Republican News · Thursday 29 August 2002

[An Phoblacht]

Officer said all Catholics should be shot

The Bloody Sunday Inquirt

BY FERN LANE

The Bloody Sunday Inquiry has been asked to investigate claims that a British Army officer said in 1979 that all Catholics in the North of Ireland should be shot.

The remark was revealed by the BBC governor, Richard Eyre, in a letter to The London Review Of Books (LRB) on 22 August. He was responding to an article by Murray Sayle, the former Sunday Times journalist, who wrote in the July edition of LRB about his experience in giving evidence to the Bloody Sunday tribunal earlier this year. Sayle's article includes a transcript of a damning article written by him and Derek Humphry within days of Bloody Sunday but never published by the Sunday Times. Also reproduced is a copy of a Sayle memo regarding the article sent to the Sunday Times editor Harold Evans on 19 February 1972.

In his letter to the LRB, Richard Eyre recalls that in 1979 he met with a senior army public relations officer in connection with a television play he was hoping to make. The meeting, says Eyre, "provides anecdotal support for Murray Sayle's argument in his piece about Bloody Sunday that the Paras were carrying out a plan to 'bring the enemy to battle'.'What,' I asked the officer, 'is the Army's policy in Northern Ireland?' 'Well, if I had my way,' he said, 'we'd line all the Catholics up against a wall and shoot the fucking lot of them'."

In his original article, Murray Sayle had written that the Parachute Regiment's plan "seems to have been illegal under the circumstances. There is no way, therefore, in which at least some of the blame can be kept from the people or person who authorised it. Was he honestly told that it carried a high risk of 'civilian' (i.e. Bogside sympathisers with the IRA) casualties? If not, the people who submitted the plan are guilty of, at least, manslaughter; if so, the people who authorised it are. We cannot get to the bottom of this without looking into the command structure of the whole Army operation in Northern Ireland, with, let us make no mistake, a strong possibility that when we find out how the command set-up works and who authorised these operations, criminal charges may be appropriate."

In his follow-up memo to Harold Evans, Sayle also relates a meeting, on 14 February 1972, with a senior British Army officer stationed in Derry. The officer concerned, who has been granted anonymity by the tribunal, is identified as Captain 028, PRO of the 41st Light Anti-Aircraft Regiment. According to Sayle, the officer told him that "The Army had to win in Ulster - otherwise violence would submerge Europe. A lot of them were Communists, he told me. All Catholics were liars 'and the gentlemen of the cloth - well, you know about them, old boy'."

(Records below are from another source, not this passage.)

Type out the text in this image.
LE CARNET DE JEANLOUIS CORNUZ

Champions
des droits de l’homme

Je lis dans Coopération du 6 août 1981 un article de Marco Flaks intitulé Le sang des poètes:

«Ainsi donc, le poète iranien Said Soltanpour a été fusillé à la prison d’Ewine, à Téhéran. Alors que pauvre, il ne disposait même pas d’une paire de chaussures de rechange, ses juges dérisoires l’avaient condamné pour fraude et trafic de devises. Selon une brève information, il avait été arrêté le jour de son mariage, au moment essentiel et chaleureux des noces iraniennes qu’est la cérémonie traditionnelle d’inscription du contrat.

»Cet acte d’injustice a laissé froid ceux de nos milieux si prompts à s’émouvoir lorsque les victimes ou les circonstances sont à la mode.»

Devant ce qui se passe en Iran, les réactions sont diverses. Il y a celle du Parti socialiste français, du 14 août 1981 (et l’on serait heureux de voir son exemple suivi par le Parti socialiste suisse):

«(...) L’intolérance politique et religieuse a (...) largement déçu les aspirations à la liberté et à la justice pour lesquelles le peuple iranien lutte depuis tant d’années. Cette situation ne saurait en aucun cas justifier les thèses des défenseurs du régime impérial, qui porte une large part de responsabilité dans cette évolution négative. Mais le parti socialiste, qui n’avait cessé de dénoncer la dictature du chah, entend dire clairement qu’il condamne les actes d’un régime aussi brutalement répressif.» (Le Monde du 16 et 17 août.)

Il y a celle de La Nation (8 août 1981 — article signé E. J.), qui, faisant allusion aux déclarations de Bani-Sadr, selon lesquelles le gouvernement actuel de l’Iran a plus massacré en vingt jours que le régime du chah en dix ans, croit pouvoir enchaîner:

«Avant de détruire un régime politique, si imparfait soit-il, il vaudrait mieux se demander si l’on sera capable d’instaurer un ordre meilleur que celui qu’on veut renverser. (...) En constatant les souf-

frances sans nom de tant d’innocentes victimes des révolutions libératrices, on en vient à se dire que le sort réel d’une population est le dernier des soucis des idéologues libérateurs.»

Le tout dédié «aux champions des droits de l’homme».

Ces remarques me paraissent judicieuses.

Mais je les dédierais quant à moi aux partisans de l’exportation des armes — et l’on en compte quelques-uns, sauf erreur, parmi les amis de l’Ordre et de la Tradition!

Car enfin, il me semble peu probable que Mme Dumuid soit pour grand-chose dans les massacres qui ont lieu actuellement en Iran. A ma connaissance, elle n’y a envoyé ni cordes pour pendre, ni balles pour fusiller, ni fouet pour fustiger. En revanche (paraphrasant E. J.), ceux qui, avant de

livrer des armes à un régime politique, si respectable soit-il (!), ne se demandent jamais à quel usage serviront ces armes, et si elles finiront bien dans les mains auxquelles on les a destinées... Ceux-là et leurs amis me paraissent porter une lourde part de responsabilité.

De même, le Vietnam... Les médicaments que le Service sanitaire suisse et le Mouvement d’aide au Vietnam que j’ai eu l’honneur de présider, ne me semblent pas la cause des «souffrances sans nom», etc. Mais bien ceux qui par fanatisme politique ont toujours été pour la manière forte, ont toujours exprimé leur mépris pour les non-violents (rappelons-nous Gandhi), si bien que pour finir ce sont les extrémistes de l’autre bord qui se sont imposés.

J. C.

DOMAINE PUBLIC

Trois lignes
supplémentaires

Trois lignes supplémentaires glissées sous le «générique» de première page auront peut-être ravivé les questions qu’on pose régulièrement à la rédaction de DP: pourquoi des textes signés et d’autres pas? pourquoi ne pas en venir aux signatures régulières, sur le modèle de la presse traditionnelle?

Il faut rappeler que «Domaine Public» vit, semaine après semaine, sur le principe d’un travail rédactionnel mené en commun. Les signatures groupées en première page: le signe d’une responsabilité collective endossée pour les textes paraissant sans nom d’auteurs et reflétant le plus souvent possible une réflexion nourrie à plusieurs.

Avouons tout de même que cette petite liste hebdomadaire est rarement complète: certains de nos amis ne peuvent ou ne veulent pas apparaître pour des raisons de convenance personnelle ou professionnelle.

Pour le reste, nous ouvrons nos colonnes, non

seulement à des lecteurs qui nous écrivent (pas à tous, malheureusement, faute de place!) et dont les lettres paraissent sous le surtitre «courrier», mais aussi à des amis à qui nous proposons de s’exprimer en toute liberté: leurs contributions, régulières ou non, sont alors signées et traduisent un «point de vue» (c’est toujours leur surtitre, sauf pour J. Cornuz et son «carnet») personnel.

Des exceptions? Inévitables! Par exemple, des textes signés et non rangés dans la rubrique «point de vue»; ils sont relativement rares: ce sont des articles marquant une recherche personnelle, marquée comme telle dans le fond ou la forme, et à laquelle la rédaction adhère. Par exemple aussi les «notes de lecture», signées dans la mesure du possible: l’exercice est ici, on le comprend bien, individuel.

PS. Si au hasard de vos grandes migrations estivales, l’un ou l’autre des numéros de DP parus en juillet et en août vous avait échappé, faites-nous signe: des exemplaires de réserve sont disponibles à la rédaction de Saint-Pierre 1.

Sayle also reports that the same officer told him: "'I often think that one of our marksmen could knock off Bernadette, John Hume and the rest of them - that would end the whole thing in a matter of days. Worth thinking about, eh?' Then, getting deeper and deeper into the whiskey: 'You know, old boy, there's only one thing we really want here. We just can't let people at home think we shot unarmed men in the back. We just can't have people thinking that, can we?'."

Sayle concludes his account of the meeting by saying that "I am sure this man is lying, no doubt out of some mistaken view that the Army need to protect their good name. I relate the incident partly to let our people know what we might expect to hear at Widgery, also with a note of caution: I don't want to be over-dramatic, but I think that any army caught in this sort of embarrassing bind, and with officers' reputations and careers at stake, is capable of playing it very dirty indeed."

Solicitors Madden and Finucane, who represent several of the Bloody Sunday families, have asked the inquiry to investigate Mr Eyre's comments. They have also written to the solicitor for the inquiry, John Tate, requesting him to name the officer.

The Bloody Sunday Inquiry is due to resume in London on 2 September.